Staatsversagen, mangelndes Vertrauen in Staaten, instabile Währungen, mangelnde Versorgung mit Bankdienstleistungen oder Krisen könnten Gründe für die Nutzung von Bitcoins sein. „Viele dieser Anwendungsfälle sind aus Sicht eines mit Banken überversorgten Landes mit einem der stabilsten Finanzsysteme nicht immer nachvollziehbar“, ergänzt Giesen.

Kein unreguliertes Bitcoin-System

Dass Staaten ein unreguliertes, unzensiertes und dezentrales Finanzsystem nicht tolerieren würden, war schnell klar. In Deutschland zum Beispiel ist der Kauf und Verkauf von Bitcoins bereits seit 2013 offiziell nicht möglich, ohne dass ein reguliertes Unternehmen für den Handel eingeschaltet wird. Mit der MiCA-Verordnung wird es künftig EU-weit eine Regulierung geben, die das Anbieten von Krypto-Dienstleistungen nur noch mit entsprechenden Lizenzen erlaubt.

Sutor Bnak

Regulierung wirkt auch immer als Verbraucherschutz. Deshalb steigt mit der Regulierung auch die Akzeptanz von Bitcoin in der Bevölkerung.”
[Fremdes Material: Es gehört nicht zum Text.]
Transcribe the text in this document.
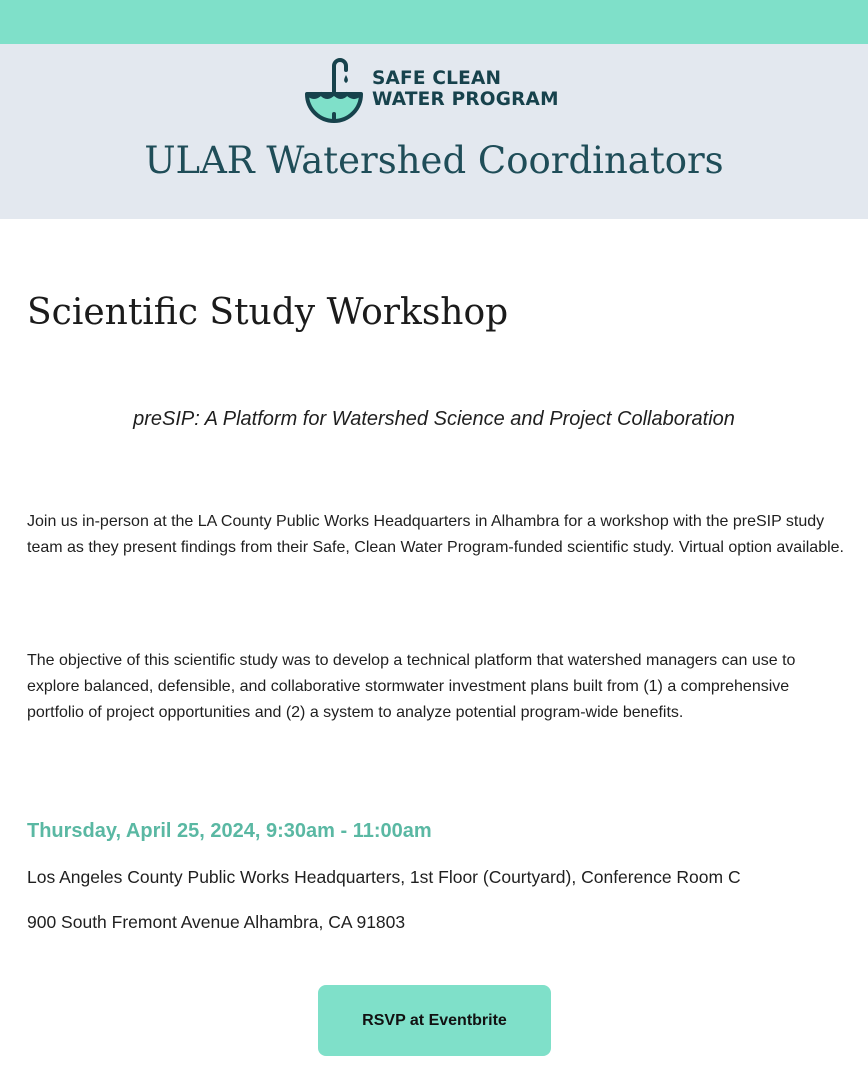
SAFE CLEAN
WATER PROGRAM
ULAR Watershed Coordinators
Scientific Study Workshop
preSIP: A Platform for Watershed Science and Project Collaboration
Join us in-person at the LA County Public Works Headquarters in Alhambra for a workshop with the preSIP study team as they present findings from their Safe, Clean Water Program-funded scientific study. Virtual option available.
The objective of this scientific study was to develop a technical platform that watershed managers can use to explore balanced, defensible, and collaborative stormwater investment plans built from (1) a comprehensive portfolio of project opportunities and (2) a system to analyze potential program-wide benefits.
Thursday, April 25, 2024, 9:30am - 11:00am
Los Angeles County Public Works Headquarters, 1st Floor (Courtyard), Conference Room C
900 South Fremont Avenue Alhambra, CA 91803
RSVP at Eventbrite
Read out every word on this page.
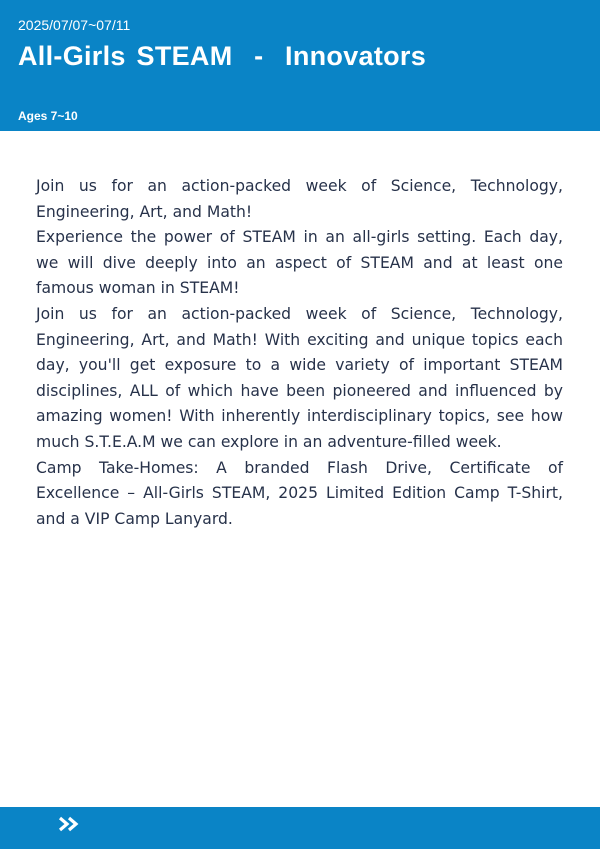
2025/07/07~07/11
All-Girls STEAM  -  Innovators
Ages 7~10

Join us for an action-packed week of Science, Technology, Engineering, Art, and Math!

Experience the power of STEAM in an all-girls setting. Each day, we will dive deeply into an aspect of STEAM and at least one famous woman in STEAM!

Join us for an action-packed week of Science, Technology, Engineering, Art, and Math! With exciting and unique topics each day, you'll get exposure to a wide variety of important STEAM disciplines, ALL of which have been pioneered and influenced by amazing women! With inherently interdisciplinary topics, see how much S.T.E.A.M we can explore in an adventure-filled week.

Camp Take-Homes: A branded Flash Drive, Certificate of Excellence – All-Girls STEAM, 2025 Limited Edition Camp T-Shirt, and a VIP Camp Lanyard.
Hartmut Giesen, Krypto-Experte Sutor Bank

Reguliert wird nicht der Bitcoin selbst, sondern der Zugang und die Dienstleistungen, die zur Nutzung des Bitcoins notwendig sind – so bleibt trotz Regulierung ein „freier“ Kern. Paradoxerweise gehören die Staaten mittlerweile zu den stärksten Preistreibern, denn der Preis des Bitcoins reagiert zum Beispiel sowohl auf Änderungen des Leitzinses als auch auf die Regulierung.

Blockchain als Vertrauensinfrastruktur

Der wohl nachhaltigste Beitrag von Bitcoin könnte sich laut Hartmut Giesen in der zugrundeliegenden Blockchain-Technologie zeigen. „Sie macht erstmals den digitalen Versand von Werten möglich und digitalisiert Vertrauen. Beides ist eng miteinander verknüpft“, sagt Giesen. Damit habe die Blockchain das Potenzial, sowohl die Infrastruktur der Finanz- und Kapitalmärkte als auch die der „Trust-Industry“ zu revolutionieren, etwa in den Bereichen Vertrags- und Identitätsmanagement, Datenschutz, bei Gerichten oder Notaren.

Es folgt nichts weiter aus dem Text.